Car accidents can be terrifying and disruptive — even if they’re relatively minor. Keep calm and do your best to follow these steps.

  1. Safety first. Check to make sure that everyone involved in the accident is safe. Call 911 immediately if anyone was injured. Then, check for any other potential dangers, including fires. Once you’ve confirmed that there hasn’t been any injuries and that there are no more potential dangers on the horizon, it’s usually a good idea to call the local police station to inform them of what’s happened.
  2. Exchange information. Write down the full names, addresses and driver’s license numbers of every person in the accident. You should also write down the car make, model and license plate of the people involved.
  3. Notify your auto insurance company. Call your insurance company before you leave the scene of the accident. They’ll provide any additional information or steps you may need to take.
  4. Document the accident. Taking pictures of the accident and damages from multiple angles will help protect your claim. You should also write down the names of police officers or witnesses at the scene. This information can be valuable to cover the process of your claim.

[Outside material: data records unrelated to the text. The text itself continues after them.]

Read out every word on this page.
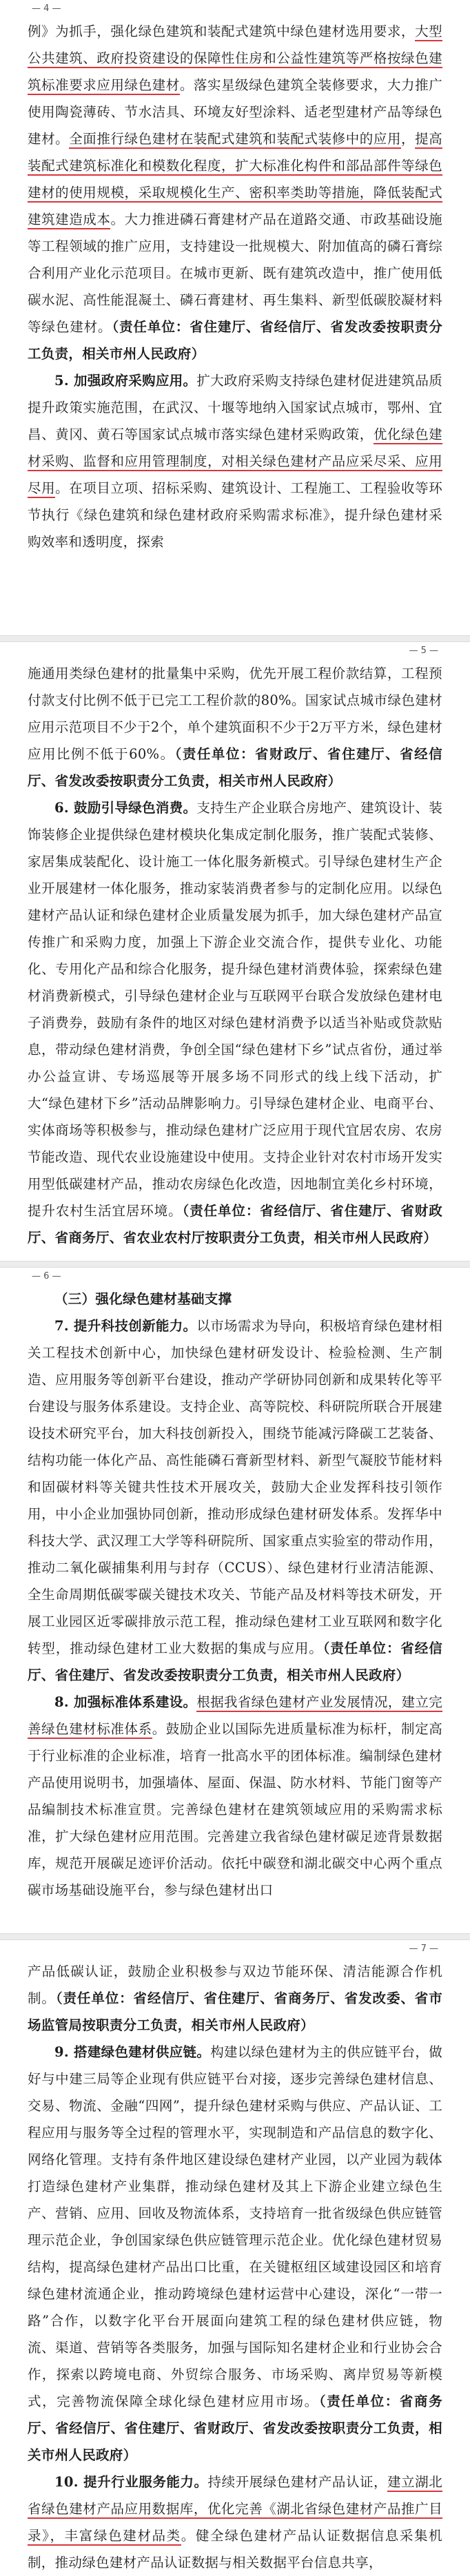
— 4 —

例》为抓手，强化绿色建筑和装配式建筑中绿色建材选用要求，大型公共建筑、政府投资建设的保障性住房和公益性建筑等严格按绿色建筑标准要求应用绿色建材。落实星级绿色建筑全装修要求，大力推广使用陶瓷薄砖、节水洁具、环境友好型涂料、适老型建材产品等绿色建材。全面推行绿色建材在装配式建筑和装配式装修中的应用，提高装配式建筑标准化和模数化程度，扩大标准化构件和部品部件等绿色建材的使用规模，采取规模化生产、密积率类助等措施，降低装配式建筑建造成本。大力推进磷石膏建材产品在道路交通、市政基础设施等工程领域的推广应用，支持建设一批规模大、附加值高的磷石膏综合利用产业化示范项目。在城市更新、既有建筑改造中，推广使用低碳水泥、高性能混凝土、磷石膏建材、再生集料、新型低碳胶凝材料等绿色建材。（责任单位：省住建厅、省经信厅、省发改委按职责分工负责，相关市州人民政府）

5. 加强政府采购应用。扩大政府采购支持绿色建材促进建筑品质提升政策实施范围，在武汉、十堰等地纳入国家试点城市，鄂州、宜昌、黄冈、黄石等国家试点城市落实绿色建材采购政策，优化绿色建材采购、监督和应用管理制度，对相关绿色建材产品应采尽采、应用尽用。在项目立项、招标采购、建筑设计、工程施工、工程验收等环节执行《绿色建筑和绿色建材政府采购需求标准》，提升绿色建材采购效率和透明度，探索

— 5 —

施通用类绿色建材的批量集中采购，优先开展工程价款结算，工程预付款支付比例不低于已完工工程价款的80%。国家试点城市绿色建材应用示范项目不少于2个，单个建筑面积不少于2万平方米，绿色建材应用比例不低于60%。（责任单位：省财政厅、省住建厅、省经信厅、省发改委按职责分工负责，相关市州人民政府）

6. 鼓励引导绿色消费。支持生产企业联合房地产、建筑设计、装饰装修企业提供绿色建材模块化集成定制化服务，推广装配式装修、家居集成装配化、设计施工一体化服务新模式。引导绿色建材生产企业开展建材一体化服务，推动家装消费者参与的定制化应用。以绿色建材产品认证和绿色建材企业质量发展为抓手，加大绿色建材产品宣传推广和采购力度，加强上下游企业交流合作，提供专业化、功能化、专用化产品和综合化服务，提升绿色建材消费体验，探索绿色建材消费新模式，引导绿色建材企业与互联网平台联合发放绿色建材电子消费券，鼓励有条件的地区对绿色建材消费予以适当补贴或贷款贴息，带动绿色建材消费，争创全国“绿色建材下乡”试点省份，通过举办公益宣讲、专场巡展等开展多场不同形式的线上线下活动，扩大“绿色建材下乡”活动品牌影响力。引导绿色建材企业、电商平台、实体商场等积极参与，推动绿色建材广泛应用于现代宜居农房、农房节能改造、现代农业设施建设中使用。支持企业针对农村市场开发实用型低碳建材产品，推动农房绿色化改造，因地制宜美化乡村环境，提升农村生活宜居环境。（责任单位：省经信厅、省住建厅、省财政厅、省商务厅、省农业农村厅按职责分工负责，相关市州人民政府）

— 6 —

（三）强化绿色建材基础支撑

7. 提升科技创新能力。以市场需求为导向，积极培育绿色建材相关工程技术创新中心，加快绿色建材研发设计、检验检测、生产制造、应用服务等创新平台建设，推动产学研协同创新和成果转化等平台建设与服务体系建设。支持企业、高等院校、科研院所联合开展建设技术研究平台，加大科技创新投入，围绕节能减污降碳工艺装备、结构功能一体化产品、高性能磷石膏新型材料、新型气凝胶节能材料和固碳材料等关键共性技术开展攻关，鼓励大企业发挥科技引领作用，中小企业加强协同创新，推动形成绿色建材研发体系。发挥华中科技大学、武汉理工大学等科研院所、国家重点实验室的带动作用，推动二氧化碳捕集利用与封存（CCUS）、绿色建材行业清洁能源、全生命周期低碳零碳关键技术攻关、节能产品及材料等技术研发，开展工业园区近零碳排放示范工程，推动绿色建材工业互联网和数字化转型，推动绿色建材工业大数据的集成与应用。（责任单位：省经信厅、省住建厅、省发改委按职责分工负责，相关市州人民政府）

8. 加强标准体系建设。根据我省绿色建材产业发展情况，建立完善绿色建材标准体系。鼓励企业以国际先进质量标准为标杆，制定高于行业标准的企业标准，培育一批高水平的团体标准。编制绿色建材产品使用说明书，加强墙体、屋面、保温、防水材料、节能门窗等产品编制技术标准宣贯。完善绿色建材在建筑领域应用的采购需求标准，扩大绿色建材应用范围。完善建立我省绿色建材碳足迹背景数据库，规范开展碳足迹评价活动。依托中碳登和湖北碳交中心两个重点碳市场基础设施平台，参与绿色建材出口

— 7 —

产品低碳认证，鼓励企业积极参与双边节能环保、清洁能源合作机制。（责任单位：省经信厅、省住建厅、省商务厅、省发改委、省市场监管局按职责分工负责，相关市州人民政府）

9. 搭建绿色建材供应链。构建以绿色建材为主的供应链平台，做好与中建三局等企业现有供应链平台对接，逐步完善绿色建材信息、交易、物流、金融“四网”，提升绿色建材采购与供应、产品认证、工程应用与服务等全过程的管理水平，实现制造和产品信息的数字化、网络化管理。支持有条件地区建设绿色建材产业园，以产业园为载体打造绿色建材产业集群，推动绿色建材及其上下游企业建立绿色生产、营销、应用、回收及物流体系，支持培育一批省级绿色供应链管理示范企业，争创国家绿色供应链管理示范企业。优化绿色建材贸易结构，提高绿色建材产品出口比重，在关键枢纽区域建设园区和培育绿色建材流通企业，推动跨境绿色建材运营中心建设，深化“一带一路”合作，以数字化平台开展面向建筑工程的绿色建材供应链，物流、渠道、营销等各类服务，加强与国际知名建材企业和行业协会合作，探索以跨境电商、外贸综合服务、市场采购、离岸贸易等新模式，完善物流保障全球化绿色建材应用市场。（责任单位：省商务厅、省经信厅、省住建厅、省财政厅、省发改委按职责分工负责，相关市州人民政府）

10. 提升行业服务能力。持续开展绿色建材产品认证，建立湖北省绿色建材产品应用数据库，优化完善《湖北省绿色建材产品推广目录》，丰富绿色建材品类。健全绿色建材产品认证数据信息采集机制，推动绿色建材产品认证数据与相关数据平台信息共享，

Who’s at fault after an accident?

Colorado is considered an at–fault state. Also known as tort states, at–fault states require that fault is assigned to one of the drivers involved in the accident. The at–fault driver is then obligated to pay for the damages caused by the accident, including any potential medical bills to those injured. Victims have the right to further pursue compensation for lost wages and any “pain and suffering” caused by the accident.


When should I report an accident to the authorities in Colorado?

If you call a local police officer and they’re able to gather all the information they need, you won’t have to report the accident. If a police officer wasn’t notified or involved post-accident, you can usually fill out an online accident report, which you should do as soon as possible.

However, if there were injuries or deaths, if there were drugs or alcohol involved, if public property was damaged or if the accident was a hit and run, you’ll need to call your local police station. They can then start an investigation to make sure responsibility for the accident, both legal and financial, is assigned to the driver who caused it.


Bottom line

Minimum car insurance requirements in Colorado can be affordable if you’re willing to shop around and compare providers, policies, discounts and rates. Plus, given Colorado’s substantial consequences for uninsured drivers, it hardly makes sense to go without auto insurance.